Ah, le petit mot magique qui fait rêver les développeurs et les journalistes tech. « Open source » comme un bonbon qu’on te tend pour que tu sois sage. Sauf qu’à ce stade, c’est juste une mention en passant, pas une promesse ferme. On est en mode « peut-être, un jour, si on a le temps ». La stratégie classique : tu annonces un produit, tu mets un zeste d’open source dans le communiqué, et tu récoltes les likes des puristes sans t’engager à rien.
Xiaohongshu, pour ceux qui débarquent, c’est le réseau social où tu postes tes photos de brunch, tes conseils mode et tes vidéos de voyage bien léchées. Un écosystème de short videos à la TikTok, mais avec une vibe plus « lifestyle ». OpenStoryline, c’est leur tentative de verrouiller cet écosystème : si tu peux créer du contenu facilement directement sur leur plateforme, pourquoi irais-tu ailleurs ? C’est du lock-in pur et simple, déguisé en innovation sympa.
Le truc marrant, c’est que les deux articles d’AIBase titrent comme si c’était la révolution du siècle. « New Storm in Video Editing! », « Chat and Edit Videos! ». Un peu de calme, les gars. On parle d’un outil en test, pas d’une IA qui va remplacer tous les monteurs de Hollywood. La fonctionnalité de base — éditer en parlant — existe déjà dans d’autres produits, comme certains assistants IA intégrés à des logiciels de montage. L’innovation, si elle existe, sera dans l’exécution : est-ce que ça marche vraiment sans planter ? Est-ce que l’IA comprend ton « fais un truc qui déchire » sans te sortir un effet de transition des années 2000 ?
Et puis, cette histoire d’open source… Tu sens le bullshit à des kilomètres. Xiaohongshu, c’est une boîte qui veut garder ses utilisateurs captifs, pas libérer le code pour faire plaisir à la communauté.
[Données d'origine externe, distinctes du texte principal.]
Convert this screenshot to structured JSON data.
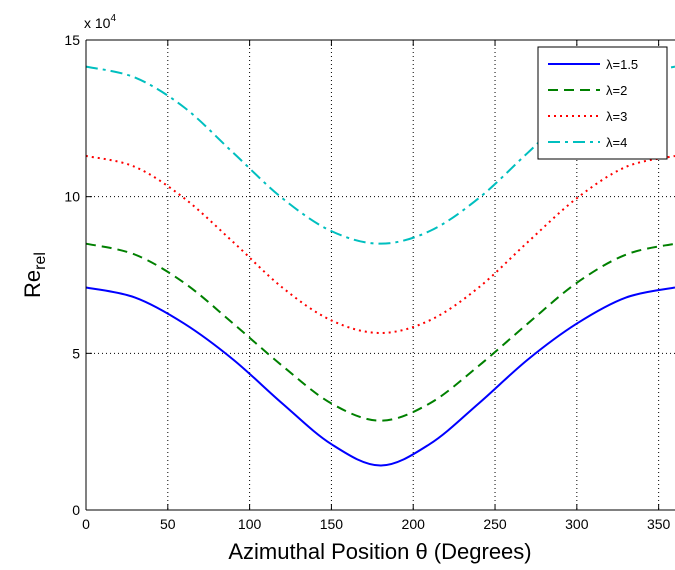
{
  "chart_data": {
    "type": "line",
    "title": "",
    "xlabel": "Azimuthal Position θ (Degrees)",
    "ylabel": "Re",
    "ylabel_subscript": "rel",
    "y_multiplier": "x 10",
    "y_multiplier_exp": "4",
    "xlim": [
      0,
      360
    ],
    "ylim": [
      0,
      15
    ],
    "xticks": [
      0,
      50,
      100,
      150,
      200,
      250,
      300,
      350
    ],
    "yticks": [
      0,
      5,
      10,
      15
    ],
    "grid": true,
    "legend_position": "top-right",
    "x": [
      0,
      30,
      60,
      90,
      120,
      150,
      180,
      210,
      240,
      270,
      300,
      330,
      360
    ],
    "series": [
      {
        "name": "λ=1.5",
        "color": "#0000ff",
        "dash": "solid",
        "values": [
          7.1,
          6.78,
          5.95,
          4.8,
          3.4,
          2.1,
          1.42,
          2.1,
          3.4,
          4.8,
          5.95,
          6.78,
          7.1
        ]
      },
      {
        "name": "λ=2",
        "color": "#008000",
        "dash": "dashed",
        "values": [
          8.5,
          8.15,
          7.25,
          5.95,
          4.6,
          3.4,
          2.85,
          3.4,
          4.6,
          5.95,
          7.25,
          8.15,
          8.5
        ]
      },
      {
        "name": "λ=3",
        "color": "#ff0000",
        "dash": "dotted",
        "values": [
          11.3,
          10.95,
          9.95,
          8.55,
          7.1,
          6.05,
          5.65,
          6.05,
          7.1,
          8.55,
          9.95,
          10.95,
          11.3
        ]
      },
      {
        "name": "λ=4",
        "color": "#00bfbf",
        "dash": "dashdot",
        "values": [
          14.15,
          13.8,
          12.85,
          11.4,
          9.95,
          8.9,
          8.5,
          8.9,
          9.95,
          11.4,
          12.85,
          13.8,
          14.15
        ]
      }
    ]
  }
}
Si ils open sourcent un jour, ce sera probablement une version light, bridée, avec des conditions d’utilisation dignes d’un roman. Du Meta-like open-washing, en somme. « Regardez, on est les gentils, on partage ! » Sauf que dans les faits, tu auras toujours besoin de leur plateforme pour que ça tourne à fond.
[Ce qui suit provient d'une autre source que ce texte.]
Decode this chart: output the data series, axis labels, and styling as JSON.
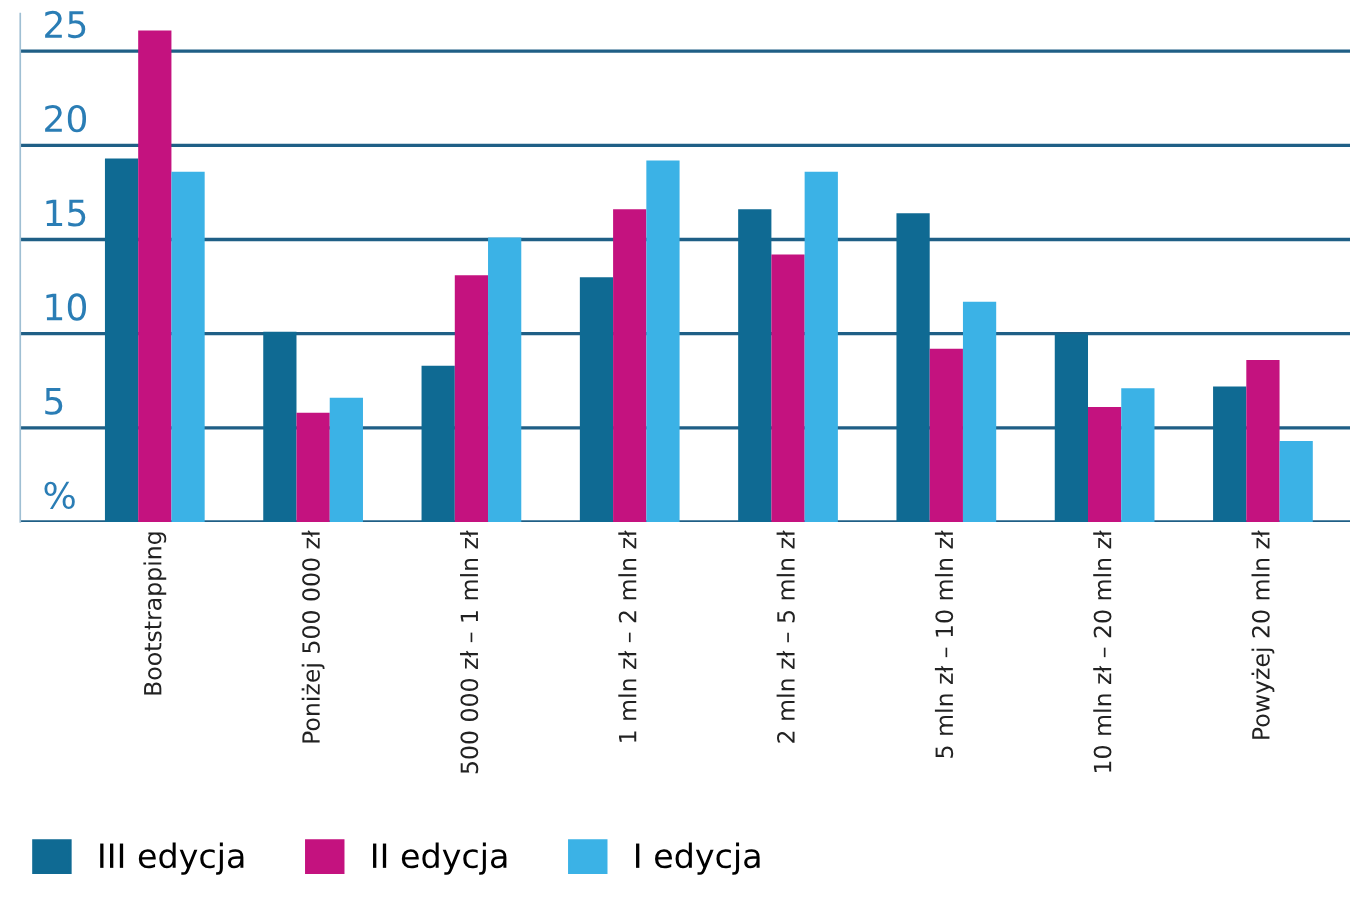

OpenStoryline pourrait changer la donne pour les créateurs sur Xiaohongshu, en fluidifiant la production de contenu, surtout pour ceux qui ne sont pas des pros du montage. Mais de là à déclencher une « tempête » dans l’édition vidéo… Faut pas pousser. Le vrai enjeu, c’est la guerre des plateformes : TikTok, Instagram, YouTube, et maintenant Xiaohongshu qui veulent tous te garder dans leur jardin. L’IA n’est qu’un outil de plus dans cette bataille.
En attendant, on va suivre les tests. Et si Xiaohongshu tient sa promesse d’open source un jour, on en reparlera. Mais d’ici là, gardez un œil critique. Parce qu’un outil qui édite des vidéos à la voix, c’est cool. Un vendeur de rêve qui te promet la lune, c’est moins fun.